J'utilise Claude Code et Cursor au quotidien pour construire des applications complètes. Ce que j'observe, c'est que la valeur a basculé : l'autocomplétion est devenue un commodity. Le vrai levier, c'est l'interaction contextuelle, celle où vous décrivez ce que vous voulez, posez des contraintes, itérez sur un résultat. La sidebar, pas le ghost text.

  • Autocomplétion saturée : les suggestions inline plafonnent en valeur ajoutée pour les UI complexes.
  • 🎯 Sidebar = contrôle : le chat contextuel permet de piloter l'IA avec des specs, pas des devinettes.
  • ⚠️ Vibe coding sans cadre : les retours terrain montrent des codebases détruites en quelques semaines.
  • 🏗️ Workflow structuré : specs claires, fichiers de contexte et blocs testables changent tout.

Les suggestions passives ont atteint leur plafond

L'autocomplétion intelligente a été la première vague des copilotes IA. GitHub Copilot a démocratisé le concept en 2022, puis Cursor, Tabnine, Codeium et Amazon Q Developer ont suivi. Selon McKinsey, l'IA générative pourrait augmenter la productivité des développeurs de 20 à 45 %. Le chiffre fait rêver. La réalité terrain est plus nuancée.

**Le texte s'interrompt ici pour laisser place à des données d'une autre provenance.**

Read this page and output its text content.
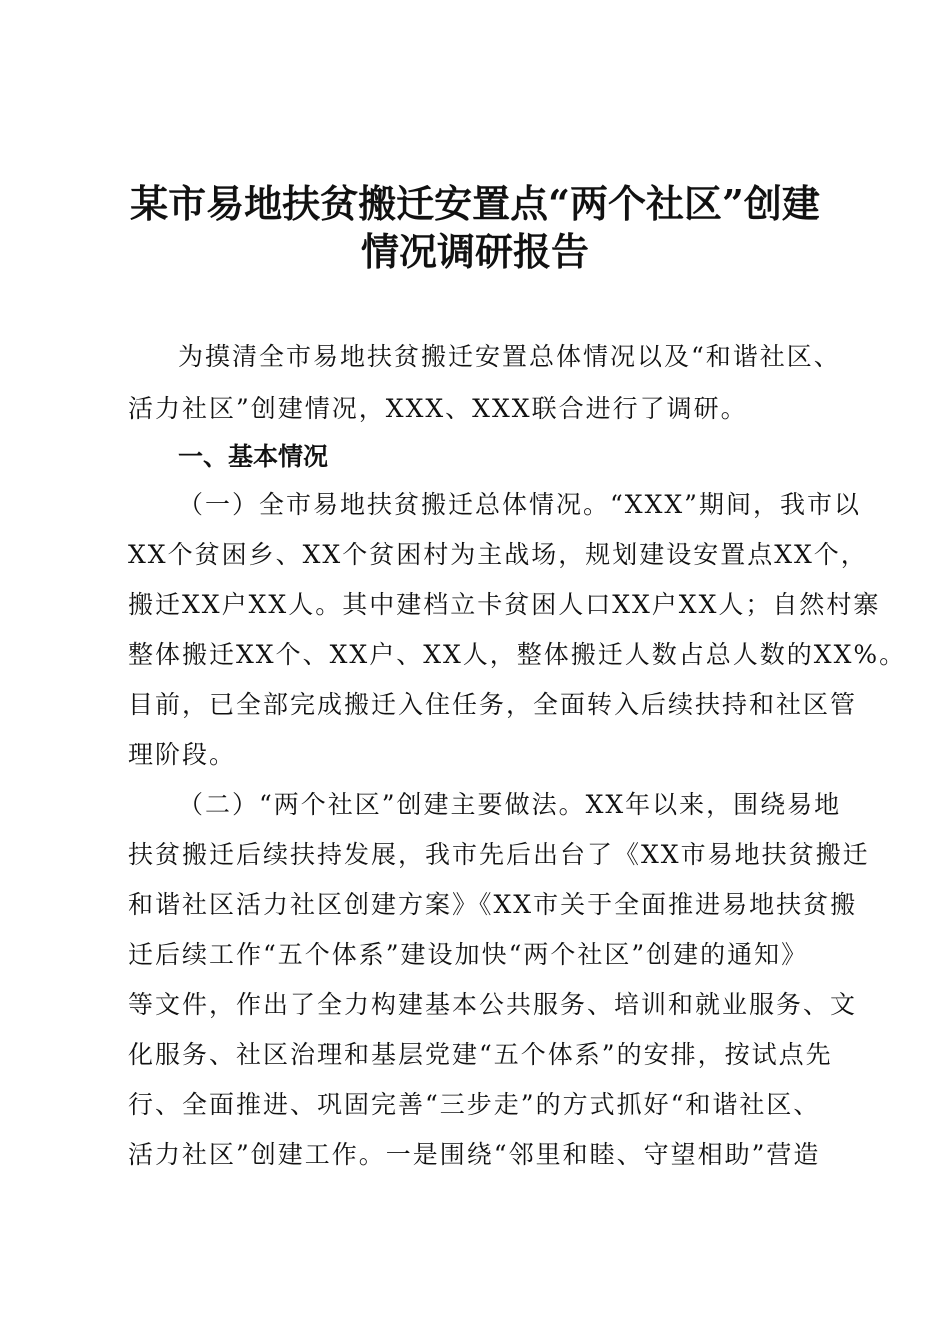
某市易地扶贫搬迁安置点“两个社区”创建
情况调研报告
为摸清全市易地扶贫搬迁安置总体情况以及“和谐社区、
活力社区”创建情况，XXX、XXX联合进行了调研。
一、基本情况
（一）全市易地扶贫搬迁总体情况。“XXX”期间，我市以
XX个贫困乡、XX个贫困村为主战场，规划建设安置点XX个，
搬迁XX户XX人。其中建档立卡贫困人口XX户XX人；自然村寨
整体搬迁XX个、XX户、XX人，整体搬迁人数占总人数的XX%。
目前，已全部完成搬迁入住任务，全面转入后续扶持和社区管
理阶段。
（二）“两个社区”创建主要做法。XX年以来，围绕易地
扶贫搬迁后续扶持发展，我市先后出台了《XX市易地扶贫搬迁
和谐社区活力社区创建方案》《XX市关于全面推进易地扶贫搬
迁后续工作“五个体系”建设加快“两个社区”创建的通知》
等文件，作出了全力构建基本公共服务、培训和就业服务、文
化服务、社区治理和基层党建“五个体系”的安排，按试点先
行、全面推进、巩固完善“三步走”的方式抓好“和谐社区、
活力社区”创建工作。一是围绕“邻里和睦、守望相助”营造
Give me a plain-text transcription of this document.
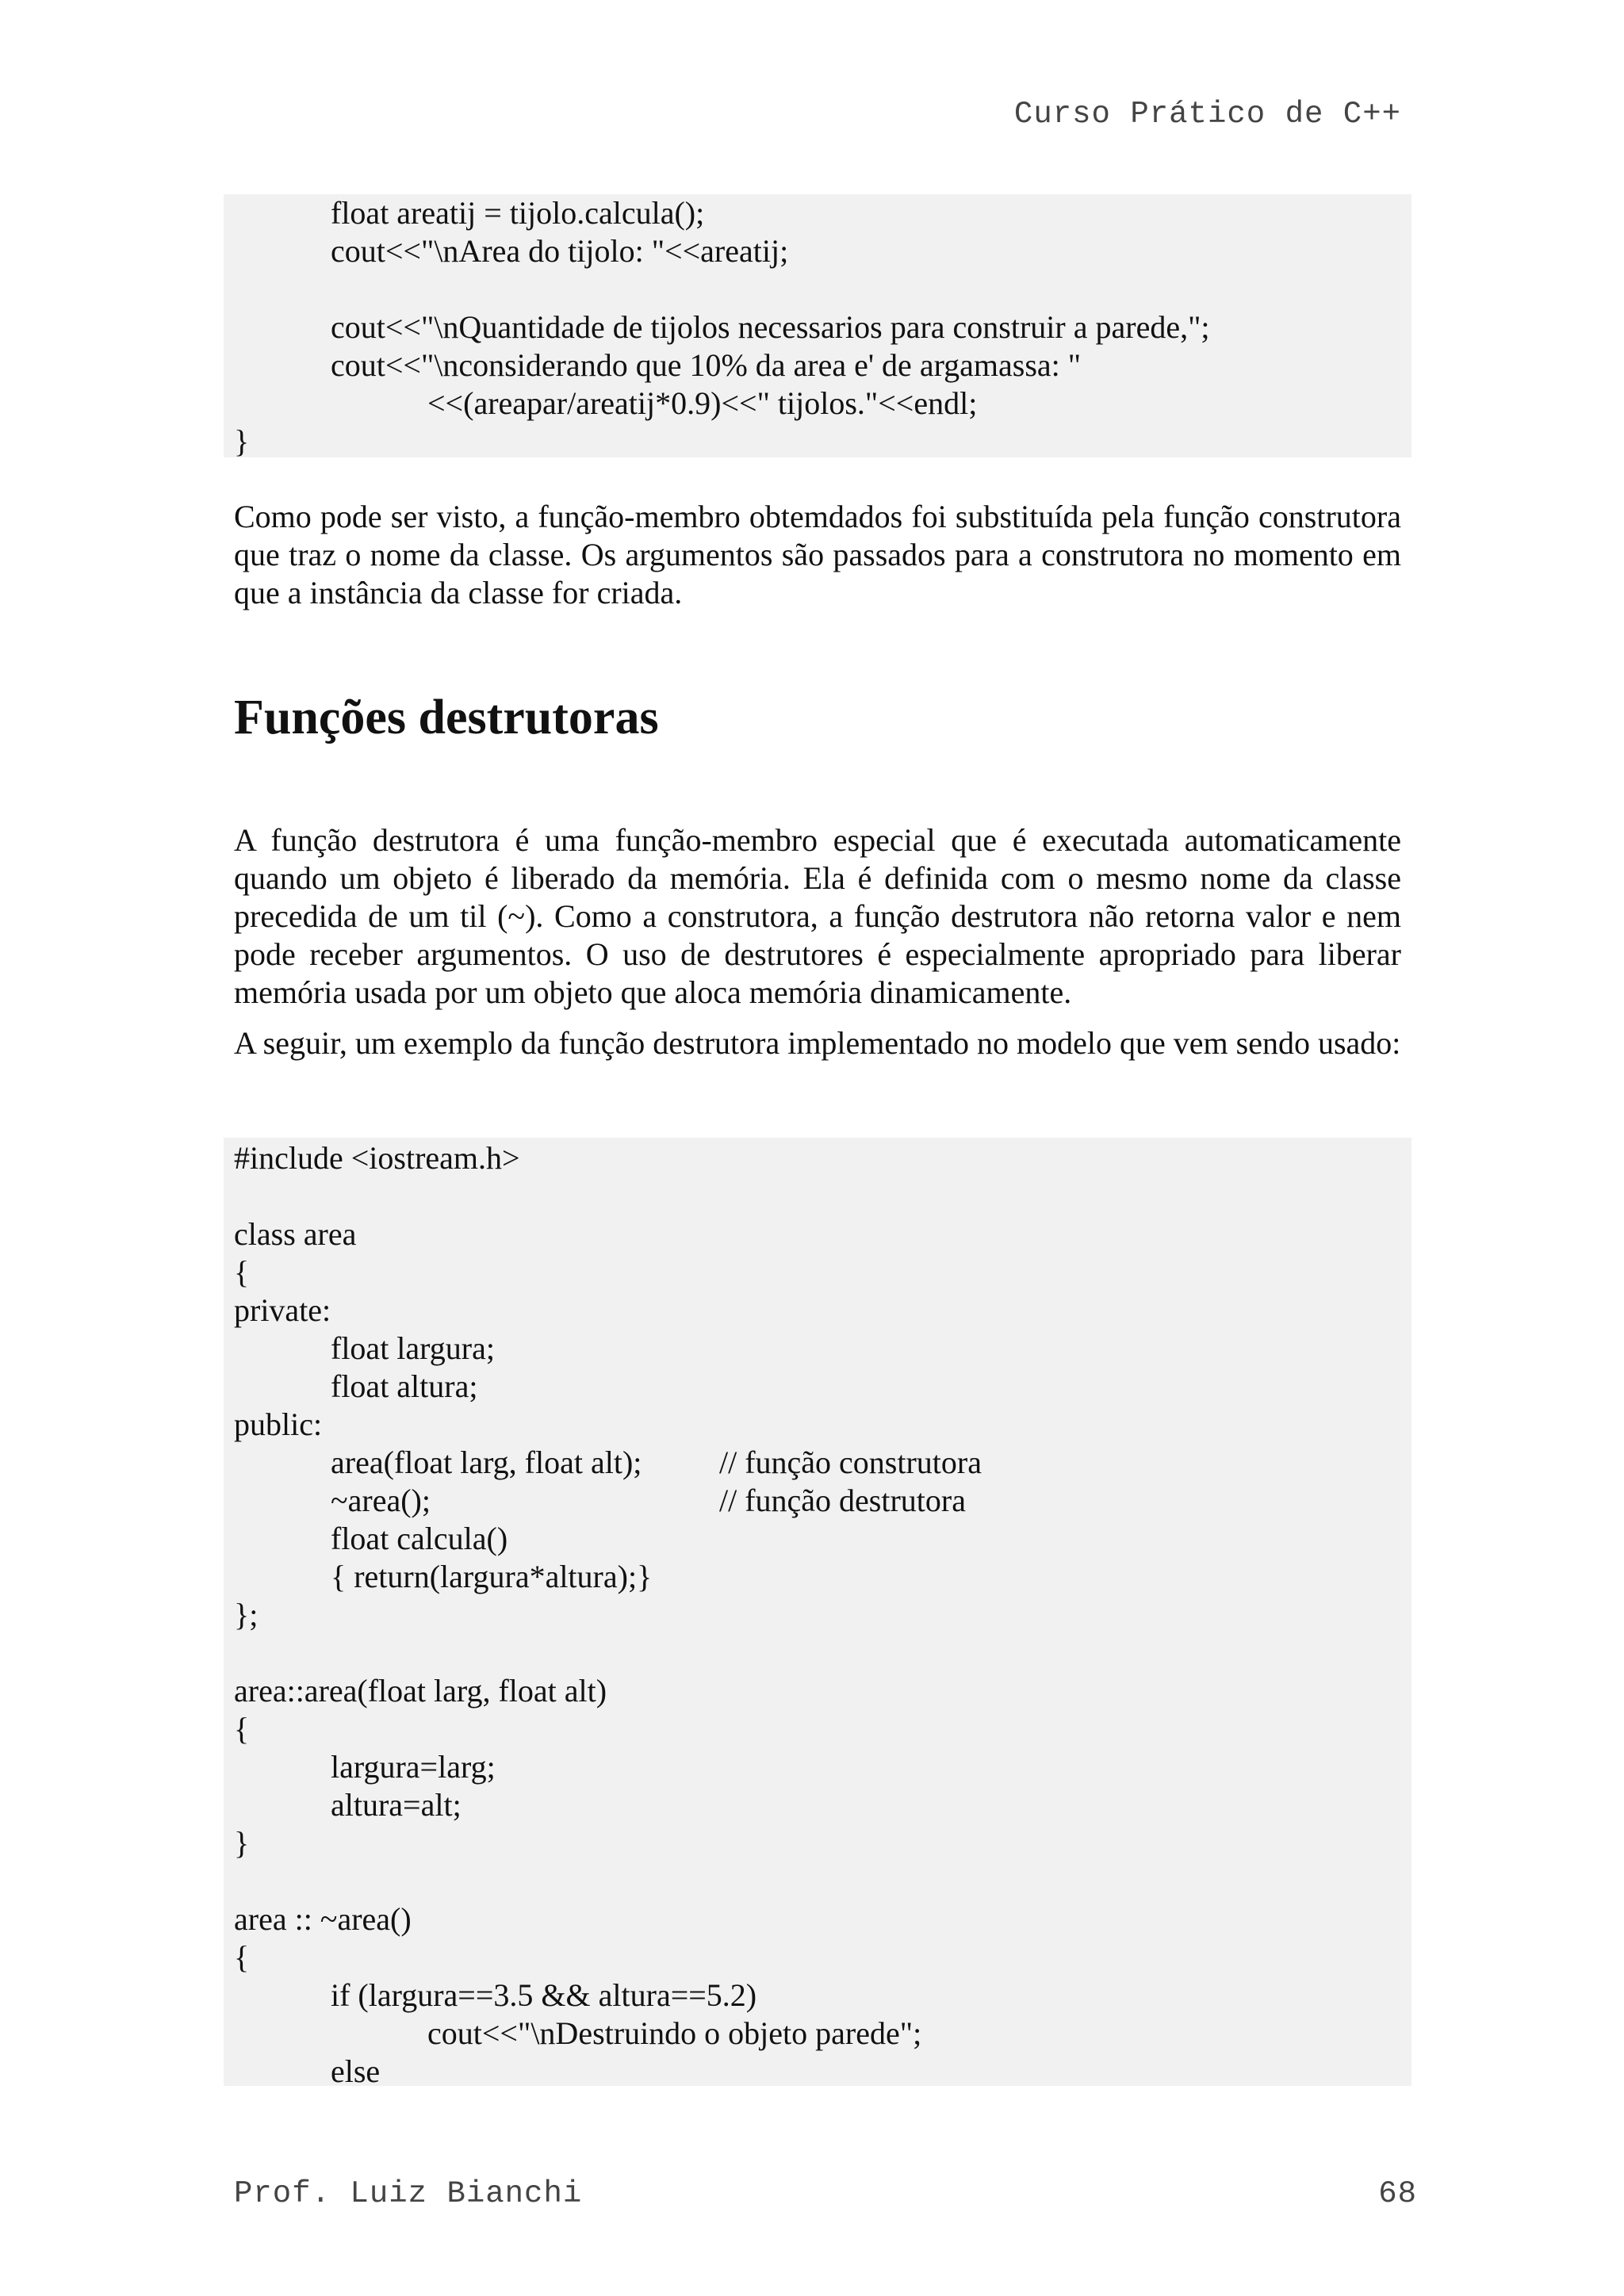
Curso Prático de C++
float areatij = tijolo.calcula();
cout<<"\nArea do tijolo: "<<areatij;
cout<<"\nQuantidade de tijolos necessarios para construir a parede,";
cout<<"\nconsiderando que 10% da area e' de argamassa: "
<<(areapar/areatij*0.9)<<" tijolos."<<endl;
}

Como pode ser visto, a função-membro obtemdados foi substituída pela função construtora que traz o nome da classe. Os argumentos são passados para a construtora no momento em que a instância da classe for criada.

Funções destrutoras

A função destrutora é uma função-membro especial que é executada automaticamente quando um objeto é liberado da memória. Ela é definida com o mesmo nome da classe precedida de um til (~). Como a construtora, a função destrutora não retorna valor e nem pode receber argumentos. O uso de destrutores é especialmente apropriado para liberar memória usada por um objeto que aloca memória dinamicamente.

A seguir, um exemplo da função destrutora implementado no modelo que vem sendo usado:

#include <iostream.h>
class area
{
private:
float largura;
float altura;
public:
area(float larg, float alt); // função construtora
~area();	// função destrutora
float calcula()
{ return(largura*altura);}
};
area::area(float larg, float alt)
{
largura=larg;
altura=alt;
}
area :: ~area()
{
if (largura==3.5 && altura==5.2)
cout<<"\nDestruindo o objeto parede";
else
Prof. Luiz Bianchi	68
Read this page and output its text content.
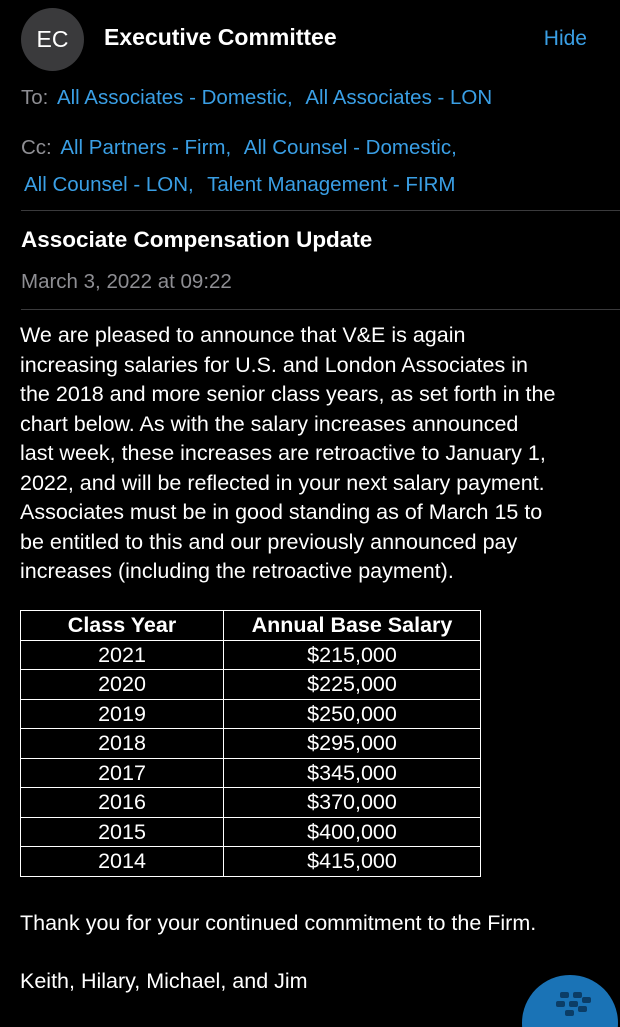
EC	Executive Committee	Hide
To: All Associates - Domestic, All Associates - LON
Cc: All Partners - Firm, All Counsel - Domestic,
All Counsel - LON, Talent Management - FIRM
Associate Compensation Update
March 3, 2022 at 09:22
We are pleased to announce that V&E is again
increasing salaries for U.S. and London Associates in
the 2018 and more senior class years, as set forth in the
chart below. As with the salary increases announced
last week, these increases are retroactive to January 1,
2022, and will be reflected in your next salary payment.
Associates must be in good standing as of March 15 to
be entitled to this and our previously announced pay
increases (including the retroactive payment).
Class Year	Annual Base Salary
2021	$215,000
2020	$225,000
2019	$250,000
2018	$295,000
2017	$345,000
2016	$370,000
2015	$400,000
2014	$415,000
Thank you for your continued commitment to the Firm.
Keith, Hilary, Michael, and Jim
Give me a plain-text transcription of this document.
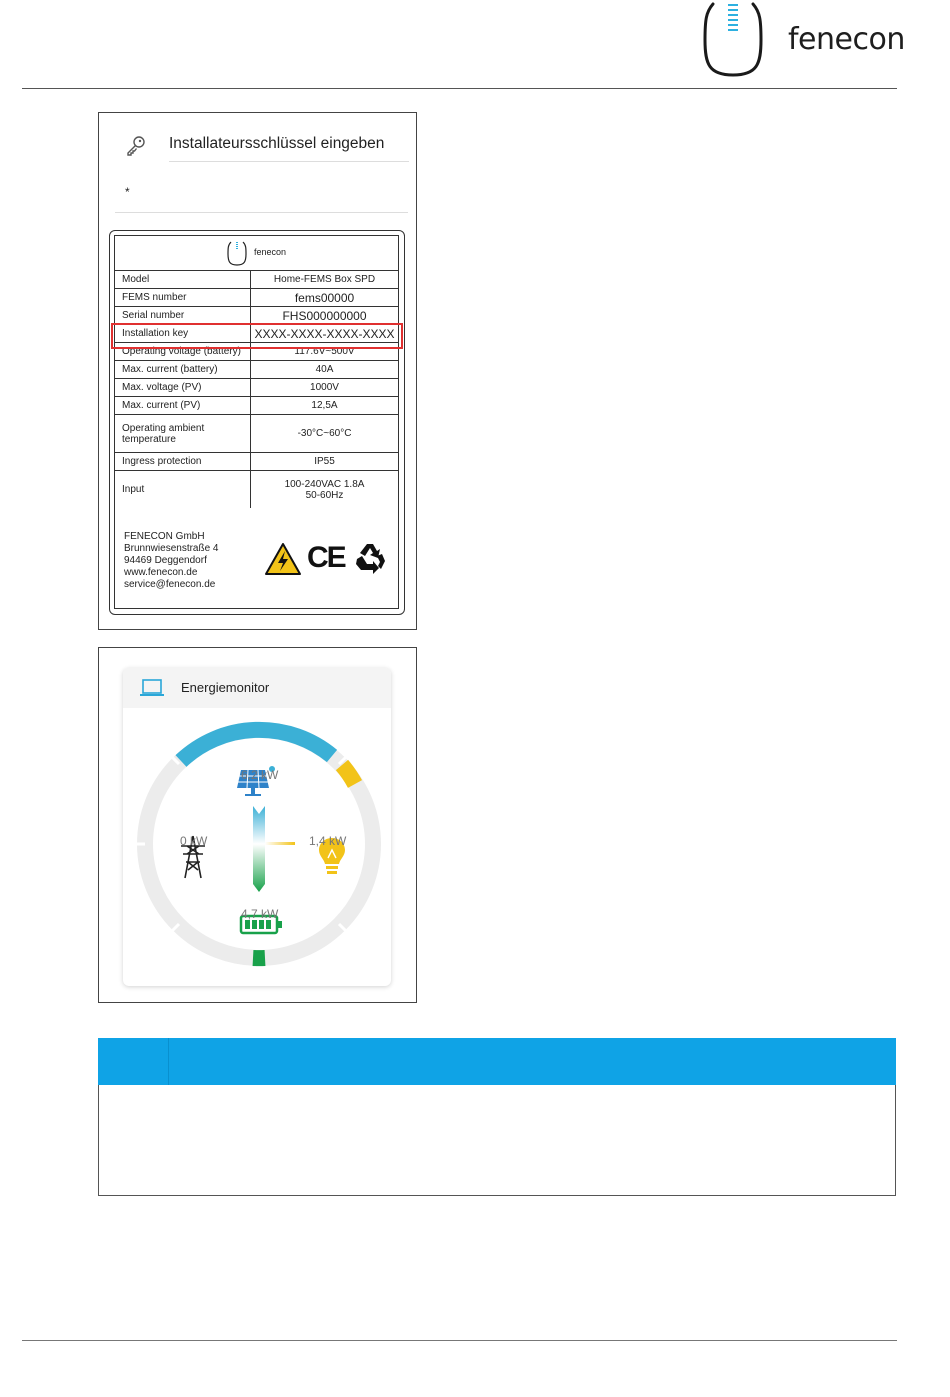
fenecon
Installateursschlüssel eingeben
*
fenecon
Model	Home-FEMS Box SPD
FEMS number	fems00000
Serial number	FHS000000000
Installation key	XXXX-XXXX-XXXX-XXXX
Operating voltage (battery)	117.6V~500V
Max. current (battery)	40A
Max. voltage (PV)	1000V
Max. current (PV)	12,5A
Operating ambient temperature	-30°C~60°C
Ingress protection	IP55
Input	100-240VAC 1.8A
50-60Hz
FENECON GmbH
Brunnwiesenstraße 4
94469 Deggendorf
www.fenecon.de
service@fenecon.de
CE
Energiemonitor
6,2 kW
0 kW	1,4 kW
4,7 kW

Le ghost text fonctionne bien pour du boilerplate : un useState, une interface TypeScript, un handler d'événement standard. Quand vous construisez une UI complète (une page de pricing avec toggle mensuel/annuel, un dashboard avec des graphiques dynamiques, un formulaire multi-étapes), les suggestions inline tombent à plat. L'IA devine une ligne sans connaître votre intention globale.

Pourquoi l'autocomplétion ne suffit plus pour construire une UI ?

Le problème est structurel. Une suggestion inline opère sur un contexte de quelques lignes. Elle ne sait pas que votre pricing page cible des founders techniques, que vous utilisez Inter comme police, que l'accent est en indigo-600. Elle propose du code syntaxiquement correct mais sémantiquement déconnecté.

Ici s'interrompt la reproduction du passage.